Schaeffer has been a leading champion of the Cedars-Sinai Medical Center, and he will be respected by the City of Hope on July 21 in Las Vegas.
It bothers Schaeffer that many Jewish charities and institutions outlay up to 30 percent of donations on organizational expenses. At Bnai Zion, he played a key role in substantiating a $30 million endowment, which will casing roughly all of the organization's functional costs and enable all contributions to go to the projects in Israel.

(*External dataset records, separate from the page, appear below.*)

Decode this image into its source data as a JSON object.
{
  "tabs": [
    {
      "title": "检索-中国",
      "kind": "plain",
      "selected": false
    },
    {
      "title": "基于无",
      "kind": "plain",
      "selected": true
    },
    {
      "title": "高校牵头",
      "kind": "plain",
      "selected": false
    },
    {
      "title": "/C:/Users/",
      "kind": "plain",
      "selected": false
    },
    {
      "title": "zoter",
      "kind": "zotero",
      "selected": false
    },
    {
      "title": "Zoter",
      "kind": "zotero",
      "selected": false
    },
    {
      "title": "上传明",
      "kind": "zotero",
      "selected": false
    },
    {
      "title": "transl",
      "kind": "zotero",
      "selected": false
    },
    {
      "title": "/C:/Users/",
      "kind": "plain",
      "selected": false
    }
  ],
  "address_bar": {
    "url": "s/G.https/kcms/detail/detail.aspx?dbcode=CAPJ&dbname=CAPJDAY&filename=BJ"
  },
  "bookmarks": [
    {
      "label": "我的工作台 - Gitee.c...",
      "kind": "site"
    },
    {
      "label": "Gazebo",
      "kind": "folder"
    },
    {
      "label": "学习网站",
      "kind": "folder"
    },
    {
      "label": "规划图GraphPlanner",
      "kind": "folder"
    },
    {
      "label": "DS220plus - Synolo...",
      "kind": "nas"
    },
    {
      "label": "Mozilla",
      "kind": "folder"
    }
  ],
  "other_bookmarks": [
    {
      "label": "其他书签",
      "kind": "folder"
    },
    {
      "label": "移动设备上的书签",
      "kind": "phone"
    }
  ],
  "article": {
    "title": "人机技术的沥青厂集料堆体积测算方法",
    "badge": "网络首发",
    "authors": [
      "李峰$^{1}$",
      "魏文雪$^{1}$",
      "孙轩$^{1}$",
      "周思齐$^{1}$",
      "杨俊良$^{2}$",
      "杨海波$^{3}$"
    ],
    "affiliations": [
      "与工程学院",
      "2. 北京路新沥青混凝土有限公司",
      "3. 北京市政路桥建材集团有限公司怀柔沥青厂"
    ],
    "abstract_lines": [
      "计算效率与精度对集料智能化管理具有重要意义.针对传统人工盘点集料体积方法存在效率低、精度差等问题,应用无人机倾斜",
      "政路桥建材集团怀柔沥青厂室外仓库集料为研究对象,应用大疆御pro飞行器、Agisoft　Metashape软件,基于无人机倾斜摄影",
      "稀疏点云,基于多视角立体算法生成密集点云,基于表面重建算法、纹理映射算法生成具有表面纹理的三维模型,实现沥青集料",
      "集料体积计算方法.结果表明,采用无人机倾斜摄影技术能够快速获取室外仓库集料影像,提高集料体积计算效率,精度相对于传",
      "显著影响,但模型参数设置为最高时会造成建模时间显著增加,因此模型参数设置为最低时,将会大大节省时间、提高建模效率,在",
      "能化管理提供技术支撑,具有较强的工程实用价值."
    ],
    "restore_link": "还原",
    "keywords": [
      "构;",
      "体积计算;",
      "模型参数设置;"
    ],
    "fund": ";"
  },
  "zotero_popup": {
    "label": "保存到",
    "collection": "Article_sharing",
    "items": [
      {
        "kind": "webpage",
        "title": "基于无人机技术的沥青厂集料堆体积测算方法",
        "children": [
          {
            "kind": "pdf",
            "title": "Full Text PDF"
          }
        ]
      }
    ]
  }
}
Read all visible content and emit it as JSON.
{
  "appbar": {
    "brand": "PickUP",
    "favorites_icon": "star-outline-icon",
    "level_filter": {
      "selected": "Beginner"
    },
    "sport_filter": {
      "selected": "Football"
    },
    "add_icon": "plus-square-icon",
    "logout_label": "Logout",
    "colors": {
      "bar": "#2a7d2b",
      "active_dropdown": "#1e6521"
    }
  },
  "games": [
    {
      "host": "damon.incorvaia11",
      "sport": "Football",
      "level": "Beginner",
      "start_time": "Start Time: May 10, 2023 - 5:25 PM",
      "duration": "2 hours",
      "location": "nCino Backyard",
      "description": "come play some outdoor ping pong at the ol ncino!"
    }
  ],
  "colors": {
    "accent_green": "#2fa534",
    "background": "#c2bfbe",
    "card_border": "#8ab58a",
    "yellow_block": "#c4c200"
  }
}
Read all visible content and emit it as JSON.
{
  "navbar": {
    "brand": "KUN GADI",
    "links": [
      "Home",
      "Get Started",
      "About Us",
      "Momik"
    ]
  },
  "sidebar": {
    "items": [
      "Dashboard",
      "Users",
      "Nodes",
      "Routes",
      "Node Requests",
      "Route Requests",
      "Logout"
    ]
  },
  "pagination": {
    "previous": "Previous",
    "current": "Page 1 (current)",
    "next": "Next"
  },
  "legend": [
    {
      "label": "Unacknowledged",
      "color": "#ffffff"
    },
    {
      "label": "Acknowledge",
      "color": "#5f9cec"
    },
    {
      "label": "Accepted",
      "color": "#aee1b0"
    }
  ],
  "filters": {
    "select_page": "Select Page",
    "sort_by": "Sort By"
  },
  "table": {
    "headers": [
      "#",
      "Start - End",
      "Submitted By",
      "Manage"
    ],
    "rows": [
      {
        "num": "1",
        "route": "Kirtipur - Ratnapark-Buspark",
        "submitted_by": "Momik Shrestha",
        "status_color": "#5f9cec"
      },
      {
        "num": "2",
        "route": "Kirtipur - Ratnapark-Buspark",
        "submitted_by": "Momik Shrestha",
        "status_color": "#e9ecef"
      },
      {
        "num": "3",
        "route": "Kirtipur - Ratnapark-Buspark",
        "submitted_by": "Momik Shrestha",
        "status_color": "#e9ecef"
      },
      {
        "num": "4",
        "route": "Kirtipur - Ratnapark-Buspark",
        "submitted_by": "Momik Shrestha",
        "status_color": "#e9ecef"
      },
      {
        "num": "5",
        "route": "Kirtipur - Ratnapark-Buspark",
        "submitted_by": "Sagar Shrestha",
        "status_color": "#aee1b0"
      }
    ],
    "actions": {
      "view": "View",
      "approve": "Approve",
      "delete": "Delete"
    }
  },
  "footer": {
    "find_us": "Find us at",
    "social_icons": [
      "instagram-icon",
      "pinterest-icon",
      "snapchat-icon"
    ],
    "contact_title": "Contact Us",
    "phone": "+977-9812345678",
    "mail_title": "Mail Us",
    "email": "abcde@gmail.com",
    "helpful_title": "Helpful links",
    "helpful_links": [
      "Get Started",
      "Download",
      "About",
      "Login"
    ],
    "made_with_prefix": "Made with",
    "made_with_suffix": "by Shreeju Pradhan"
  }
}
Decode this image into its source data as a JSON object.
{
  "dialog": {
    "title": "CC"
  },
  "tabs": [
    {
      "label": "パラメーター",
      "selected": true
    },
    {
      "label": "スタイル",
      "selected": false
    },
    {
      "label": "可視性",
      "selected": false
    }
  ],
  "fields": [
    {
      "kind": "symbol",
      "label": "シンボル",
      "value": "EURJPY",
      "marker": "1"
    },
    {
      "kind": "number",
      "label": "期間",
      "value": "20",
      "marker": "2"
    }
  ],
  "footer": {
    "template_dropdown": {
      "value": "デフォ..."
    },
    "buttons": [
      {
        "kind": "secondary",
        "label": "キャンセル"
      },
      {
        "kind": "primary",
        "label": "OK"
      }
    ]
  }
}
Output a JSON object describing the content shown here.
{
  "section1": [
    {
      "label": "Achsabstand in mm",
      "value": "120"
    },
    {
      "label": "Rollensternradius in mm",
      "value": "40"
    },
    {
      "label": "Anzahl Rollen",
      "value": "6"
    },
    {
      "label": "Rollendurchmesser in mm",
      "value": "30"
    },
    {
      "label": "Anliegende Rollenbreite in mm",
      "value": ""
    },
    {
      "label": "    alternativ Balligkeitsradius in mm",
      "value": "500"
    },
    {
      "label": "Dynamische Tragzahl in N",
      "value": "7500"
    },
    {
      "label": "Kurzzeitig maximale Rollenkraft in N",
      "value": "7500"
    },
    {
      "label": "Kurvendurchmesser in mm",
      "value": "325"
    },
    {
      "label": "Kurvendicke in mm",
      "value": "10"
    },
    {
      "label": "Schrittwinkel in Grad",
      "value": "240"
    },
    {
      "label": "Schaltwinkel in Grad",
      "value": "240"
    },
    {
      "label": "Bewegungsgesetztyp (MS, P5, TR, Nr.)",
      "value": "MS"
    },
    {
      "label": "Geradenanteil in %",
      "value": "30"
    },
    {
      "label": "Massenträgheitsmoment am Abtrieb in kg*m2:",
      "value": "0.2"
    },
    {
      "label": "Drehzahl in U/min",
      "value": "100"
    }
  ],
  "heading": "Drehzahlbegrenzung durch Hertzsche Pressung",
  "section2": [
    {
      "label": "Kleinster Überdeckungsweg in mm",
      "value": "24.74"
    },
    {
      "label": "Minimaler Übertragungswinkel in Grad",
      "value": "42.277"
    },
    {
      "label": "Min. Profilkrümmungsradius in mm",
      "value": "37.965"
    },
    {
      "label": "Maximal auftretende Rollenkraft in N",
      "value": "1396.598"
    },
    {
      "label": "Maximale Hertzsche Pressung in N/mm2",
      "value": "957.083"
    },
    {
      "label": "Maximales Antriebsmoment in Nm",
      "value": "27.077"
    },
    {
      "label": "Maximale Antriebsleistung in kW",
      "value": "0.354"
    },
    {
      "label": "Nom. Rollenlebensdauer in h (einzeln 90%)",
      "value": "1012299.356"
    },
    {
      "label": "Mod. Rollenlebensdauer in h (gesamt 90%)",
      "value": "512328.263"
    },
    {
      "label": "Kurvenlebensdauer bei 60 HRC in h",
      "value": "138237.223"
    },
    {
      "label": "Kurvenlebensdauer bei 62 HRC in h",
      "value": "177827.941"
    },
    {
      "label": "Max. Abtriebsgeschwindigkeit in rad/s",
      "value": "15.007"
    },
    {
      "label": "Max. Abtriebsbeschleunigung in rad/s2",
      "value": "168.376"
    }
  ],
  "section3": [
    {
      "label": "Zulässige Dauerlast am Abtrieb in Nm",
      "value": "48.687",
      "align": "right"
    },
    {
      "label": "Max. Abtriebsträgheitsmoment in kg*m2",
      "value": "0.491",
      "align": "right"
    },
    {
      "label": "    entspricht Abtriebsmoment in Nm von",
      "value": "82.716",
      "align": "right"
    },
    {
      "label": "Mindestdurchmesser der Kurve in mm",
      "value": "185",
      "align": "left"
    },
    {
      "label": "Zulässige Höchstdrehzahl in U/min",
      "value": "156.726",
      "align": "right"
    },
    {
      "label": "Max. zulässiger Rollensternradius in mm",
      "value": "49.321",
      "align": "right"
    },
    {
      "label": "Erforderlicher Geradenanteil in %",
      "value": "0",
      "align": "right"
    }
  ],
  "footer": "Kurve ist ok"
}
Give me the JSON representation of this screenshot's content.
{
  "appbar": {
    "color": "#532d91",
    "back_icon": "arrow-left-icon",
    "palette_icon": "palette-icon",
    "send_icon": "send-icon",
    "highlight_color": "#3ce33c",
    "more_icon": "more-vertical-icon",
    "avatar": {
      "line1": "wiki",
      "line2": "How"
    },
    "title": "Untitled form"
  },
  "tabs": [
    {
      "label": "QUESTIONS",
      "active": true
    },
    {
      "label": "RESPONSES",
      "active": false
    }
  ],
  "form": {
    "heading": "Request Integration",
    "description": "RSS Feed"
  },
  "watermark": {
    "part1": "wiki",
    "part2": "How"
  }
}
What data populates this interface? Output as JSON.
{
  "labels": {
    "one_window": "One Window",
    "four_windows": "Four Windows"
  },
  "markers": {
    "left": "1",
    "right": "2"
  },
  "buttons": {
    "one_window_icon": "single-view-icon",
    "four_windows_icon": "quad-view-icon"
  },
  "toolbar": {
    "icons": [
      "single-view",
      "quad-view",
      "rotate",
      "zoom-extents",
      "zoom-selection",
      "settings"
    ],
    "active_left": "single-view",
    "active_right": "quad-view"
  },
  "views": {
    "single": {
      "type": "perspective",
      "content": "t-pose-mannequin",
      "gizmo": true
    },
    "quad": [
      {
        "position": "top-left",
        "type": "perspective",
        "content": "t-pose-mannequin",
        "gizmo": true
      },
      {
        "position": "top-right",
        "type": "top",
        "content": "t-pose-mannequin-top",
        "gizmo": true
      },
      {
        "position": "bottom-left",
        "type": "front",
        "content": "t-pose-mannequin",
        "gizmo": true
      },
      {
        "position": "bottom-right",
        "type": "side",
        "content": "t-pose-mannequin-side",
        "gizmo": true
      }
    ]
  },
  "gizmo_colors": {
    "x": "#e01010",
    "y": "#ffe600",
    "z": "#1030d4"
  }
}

Right after World War II, Bnai Zion had a few 150 chapters in the United States, according to Jack Grunspan, Bnai Zion's national senior manager clamp president. Currently, it has offices in New York, Philadelphia, South Florida, Dallas and Los Angeles.
Grunspan puts the number of contributing members at about 30,000 nationally, and 2,500 in the Los Angeles area. Total contributions advance to between $1.5 million and $2 million annually, a figure Schaeffer would similar to to elevate to $3 million to $5 million a year.
According to the Bnai Zion brochure, the group played a leading role in substantiating the American Red Magen David Adom for Israel, and in helping the Diaspora Museum in Tel Aviv and the Bezalel Academy of Arts and Design in Jerusalem.